Mom leads me to the table, where we sit opposite each other. She stretches her arms across the table, beckoning me to put my hands in hers, waiting until I do before she speaks again.
“Fear has no place in love. Just acceptance. You will lose him. Or maybe he’ll lose you first. You’ll hurt.
You’ll misunderstand each other. You’ll have hard times, whether you’re together for five years or fifty.

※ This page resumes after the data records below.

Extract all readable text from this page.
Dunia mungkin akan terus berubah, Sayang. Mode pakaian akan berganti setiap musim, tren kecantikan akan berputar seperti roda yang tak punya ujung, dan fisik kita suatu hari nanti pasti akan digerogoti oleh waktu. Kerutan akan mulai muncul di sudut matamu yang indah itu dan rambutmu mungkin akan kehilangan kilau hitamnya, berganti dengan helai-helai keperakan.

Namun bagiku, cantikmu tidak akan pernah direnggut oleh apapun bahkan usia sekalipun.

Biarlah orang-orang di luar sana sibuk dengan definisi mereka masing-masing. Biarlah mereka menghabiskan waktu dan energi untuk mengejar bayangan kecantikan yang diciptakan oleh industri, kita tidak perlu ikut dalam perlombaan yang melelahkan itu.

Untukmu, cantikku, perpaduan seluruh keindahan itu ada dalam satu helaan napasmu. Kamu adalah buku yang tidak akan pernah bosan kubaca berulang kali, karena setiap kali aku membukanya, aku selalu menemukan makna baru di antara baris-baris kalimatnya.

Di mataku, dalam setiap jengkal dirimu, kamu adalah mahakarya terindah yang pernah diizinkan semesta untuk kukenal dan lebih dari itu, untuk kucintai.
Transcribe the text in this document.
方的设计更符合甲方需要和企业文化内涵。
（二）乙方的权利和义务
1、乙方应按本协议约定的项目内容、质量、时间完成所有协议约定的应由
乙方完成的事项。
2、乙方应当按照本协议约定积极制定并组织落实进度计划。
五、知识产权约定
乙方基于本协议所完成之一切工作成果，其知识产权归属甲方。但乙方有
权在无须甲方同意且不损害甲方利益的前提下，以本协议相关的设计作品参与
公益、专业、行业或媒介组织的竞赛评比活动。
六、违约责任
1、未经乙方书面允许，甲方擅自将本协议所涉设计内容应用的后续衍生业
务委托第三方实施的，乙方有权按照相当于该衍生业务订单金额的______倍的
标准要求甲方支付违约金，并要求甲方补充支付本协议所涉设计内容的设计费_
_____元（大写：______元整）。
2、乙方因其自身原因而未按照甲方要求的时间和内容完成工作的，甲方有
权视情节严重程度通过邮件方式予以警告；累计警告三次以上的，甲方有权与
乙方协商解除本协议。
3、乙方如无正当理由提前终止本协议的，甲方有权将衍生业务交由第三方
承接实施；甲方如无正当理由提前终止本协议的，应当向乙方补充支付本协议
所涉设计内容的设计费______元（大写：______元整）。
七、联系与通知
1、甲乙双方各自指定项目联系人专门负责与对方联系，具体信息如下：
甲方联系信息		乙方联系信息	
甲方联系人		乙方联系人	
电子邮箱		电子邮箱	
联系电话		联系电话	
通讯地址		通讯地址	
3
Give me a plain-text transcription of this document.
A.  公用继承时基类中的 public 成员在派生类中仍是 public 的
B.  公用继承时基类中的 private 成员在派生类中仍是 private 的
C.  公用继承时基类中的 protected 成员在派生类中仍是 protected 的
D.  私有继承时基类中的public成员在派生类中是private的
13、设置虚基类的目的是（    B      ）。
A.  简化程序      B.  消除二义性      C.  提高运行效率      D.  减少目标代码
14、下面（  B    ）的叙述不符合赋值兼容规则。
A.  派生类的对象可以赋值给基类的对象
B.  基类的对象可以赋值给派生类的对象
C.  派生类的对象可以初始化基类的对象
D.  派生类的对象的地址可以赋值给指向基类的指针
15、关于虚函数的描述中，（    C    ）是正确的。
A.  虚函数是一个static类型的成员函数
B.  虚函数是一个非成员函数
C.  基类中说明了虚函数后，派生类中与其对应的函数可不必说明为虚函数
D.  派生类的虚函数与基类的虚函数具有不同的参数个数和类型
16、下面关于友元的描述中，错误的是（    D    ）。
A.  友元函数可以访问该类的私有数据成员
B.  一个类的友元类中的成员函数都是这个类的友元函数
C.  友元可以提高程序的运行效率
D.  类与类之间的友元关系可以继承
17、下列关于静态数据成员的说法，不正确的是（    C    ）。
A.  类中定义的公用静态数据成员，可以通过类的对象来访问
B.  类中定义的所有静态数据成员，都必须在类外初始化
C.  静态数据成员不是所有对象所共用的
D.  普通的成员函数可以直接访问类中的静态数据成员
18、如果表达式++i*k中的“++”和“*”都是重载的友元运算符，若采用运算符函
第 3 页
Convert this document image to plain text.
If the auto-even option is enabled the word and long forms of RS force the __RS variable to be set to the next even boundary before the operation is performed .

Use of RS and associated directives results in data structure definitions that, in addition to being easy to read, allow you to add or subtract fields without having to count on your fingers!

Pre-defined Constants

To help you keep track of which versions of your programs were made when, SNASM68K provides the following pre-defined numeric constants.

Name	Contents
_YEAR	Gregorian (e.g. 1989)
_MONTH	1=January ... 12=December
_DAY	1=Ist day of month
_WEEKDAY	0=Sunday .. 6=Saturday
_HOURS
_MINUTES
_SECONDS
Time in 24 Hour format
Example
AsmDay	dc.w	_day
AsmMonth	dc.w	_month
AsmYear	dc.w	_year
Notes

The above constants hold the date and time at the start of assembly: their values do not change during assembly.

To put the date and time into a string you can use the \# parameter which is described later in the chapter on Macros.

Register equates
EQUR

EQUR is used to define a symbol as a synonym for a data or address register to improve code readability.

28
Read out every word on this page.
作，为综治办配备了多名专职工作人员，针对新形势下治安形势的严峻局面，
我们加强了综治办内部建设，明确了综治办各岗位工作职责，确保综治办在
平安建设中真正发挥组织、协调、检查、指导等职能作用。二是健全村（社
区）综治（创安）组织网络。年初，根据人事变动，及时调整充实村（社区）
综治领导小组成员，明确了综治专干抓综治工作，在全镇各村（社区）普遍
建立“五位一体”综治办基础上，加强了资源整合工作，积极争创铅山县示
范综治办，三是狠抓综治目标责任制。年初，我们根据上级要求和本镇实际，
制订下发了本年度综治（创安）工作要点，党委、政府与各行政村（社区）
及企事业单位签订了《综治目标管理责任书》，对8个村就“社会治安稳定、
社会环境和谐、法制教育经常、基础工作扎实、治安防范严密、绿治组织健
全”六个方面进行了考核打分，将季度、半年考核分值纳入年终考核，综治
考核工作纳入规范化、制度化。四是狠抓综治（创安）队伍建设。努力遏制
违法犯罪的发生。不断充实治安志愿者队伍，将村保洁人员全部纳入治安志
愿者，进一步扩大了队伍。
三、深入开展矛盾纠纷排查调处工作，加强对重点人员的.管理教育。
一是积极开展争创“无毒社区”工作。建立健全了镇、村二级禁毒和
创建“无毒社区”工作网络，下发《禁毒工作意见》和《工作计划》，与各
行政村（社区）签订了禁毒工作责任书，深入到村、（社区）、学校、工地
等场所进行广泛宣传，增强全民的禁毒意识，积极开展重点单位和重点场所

Once you accept that all of that will happen, you don’t have to be afraid of it, as long as you remember to hold on to every minute you have the chance to love another person the way I loved your dad and he loved me. ”
I squeeze her hands in mine. “I want everything to be okay. I don’t want to hurt like you did. As happy as you tried to make my childhood—especially at Christmas—I’ve always sensed a sadness that Dad’s not here.”
Mom tips her head and smiles. “That little bit of sad is how I know what happy is.”
I let out a hard laugh. “I don’t need to feel sad to know when I feel happy.”
“If you want to feel all the good things,” Mom answers firmly, “you can’t hold back from feeling the hard things. Rhys understands that. It’s what he sang about last night. Love is what you hold on to, even when you’re afraid.”
I think back to Rhys’s song and the words that spoke to me in a way none of his other songs have.
I guess I thought what I felt had as much to do with the song being for me rather than what it was about.
I’ve repeated the lines If every gift faded, I’d still believe, Because you’re the wonder that I get to keep a dozen times since last night.
For the first time, I hear what Mom is saying. The song isn’t about not losing someone; it’s about love lasting long after everything—and everyone—is gone.
I’m not sure how I feel about that, but I stand and give Mom a big hug. “Thank you, Mamma. I’ll try.”